Compared to the auto-generated alternative: use the Bulk load files in S3 into Redshift flow when you want Etlworks to generate the COPY for you (and you want MERGE support). Use this flow when you need full control over the SQL.
How does this flow work?
- Copies files from the source to S3.
- Executes your user-defined COPY command against Redshift.
- Optionally cleans up staged files.
Note: Unlike the auto-generated bulk-load flow, this flow does not support automatic MERGE.
What do I need before I start?
- Redshift is up and reachable from your Etlworks instance.
- The Redshift user has INSERT on the target tables.
- An S3 bucket exists and Redshift can read it.
Step-by-step setup
- Create a source connection.
- Create and test a Redshift connection.
- Create an S3 connection. Set Archive file before copying to GZip.
- Open Flows, click Add flow, type Redshift, and select Copy files into Redshift.
- Set FROM to the source connection + a filename or wildcard (e.g. *.csv).
- Set TO to the S3 connection + the base destination table name (no database or schema).
- Open the Connections tab and pick the Redshift connection.

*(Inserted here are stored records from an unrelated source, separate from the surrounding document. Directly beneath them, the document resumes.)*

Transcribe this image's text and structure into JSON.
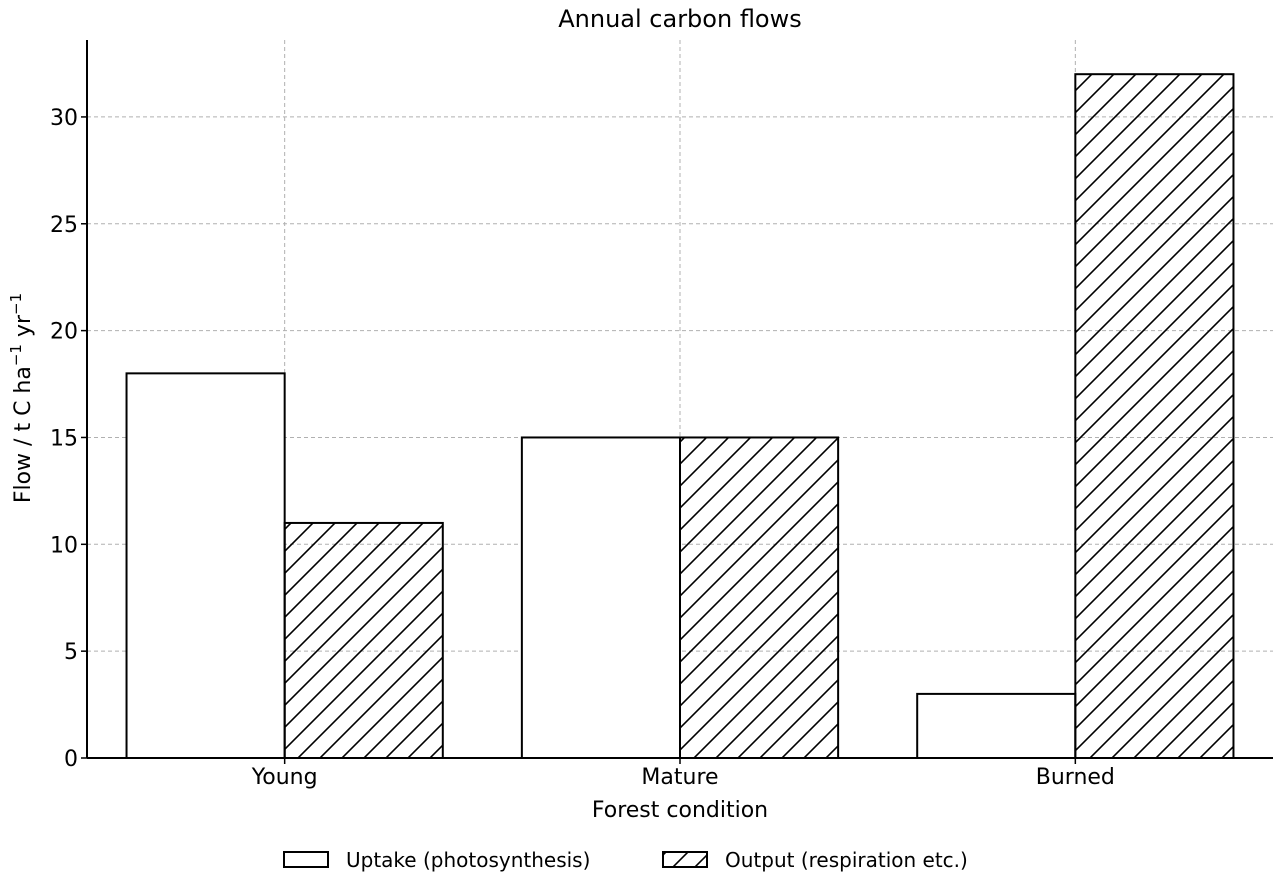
{
  "chart_data": {
    "type": "bar",
    "title": "Annual carbon flows",
    "xlabel": "Forest condition",
    "ylabel": "Flow / t C ha",
    "ylabel_parts": {
      "p1": "Flow / t C ha",
      "sup1": "−1",
      "p2": " yr",
      "sup2": "−1"
    },
    "categories": [
      "Young",
      "Mature",
      "Burned"
    ],
    "series": [
      {
        "name": "Uptake (photosynthesis)",
        "values": [
          18,
          15,
          3
        ],
        "fill": "none"
      },
      {
        "name": "Output (respiration etc.)",
        "values": [
          11,
          15,
          32
        ],
        "fill": "hatch"
      }
    ],
    "ylim": [
      0,
      33.6
    ],
    "yticks": [
      0,
      5,
      10,
      15,
      20,
      25,
      30
    ],
    "grid": true,
    "legend_position": "bottom-center",
    "colors": {
      "edge": "#000000",
      "grid": "#b0b0b0",
      "background": "#ffffff"
    }
  }
}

- Click MAPPING, open Parameters, and fill in Copy SQL. See the Redshift COPY command reference for the full syntax.
Optional parameters
| Parameter | What it does |
|---|---|
| Action | Move (default): copy to S3 and delete from source. Copy: copy to S3 and keep the source file. |
| Add Suffix to the Destination File Name | Adds a suffix to the staged filename. Default uuid appends a globally unique identifier so dest.csv becomes dest_uuid.csv. |
| Do not process files that have been already processed | Skips files Etlworks has already loaded. |
| Maximum Simultaneous Operations | How many file copy/move operations run in parallel. |
| Purge File(s) if Error | On by default. Deletes staged files if COPY fails. |
| Name(s) of the File(s) to Purge | Wildcard for files to delete on error. Defaults to the pattern used in COPY. |
| Before COPY SQL / Ignore errors | SQL to run on Redshift before COPY, with optional error suppression. |
| After COPY SQL / Ignore errors | Same, but after COPY. |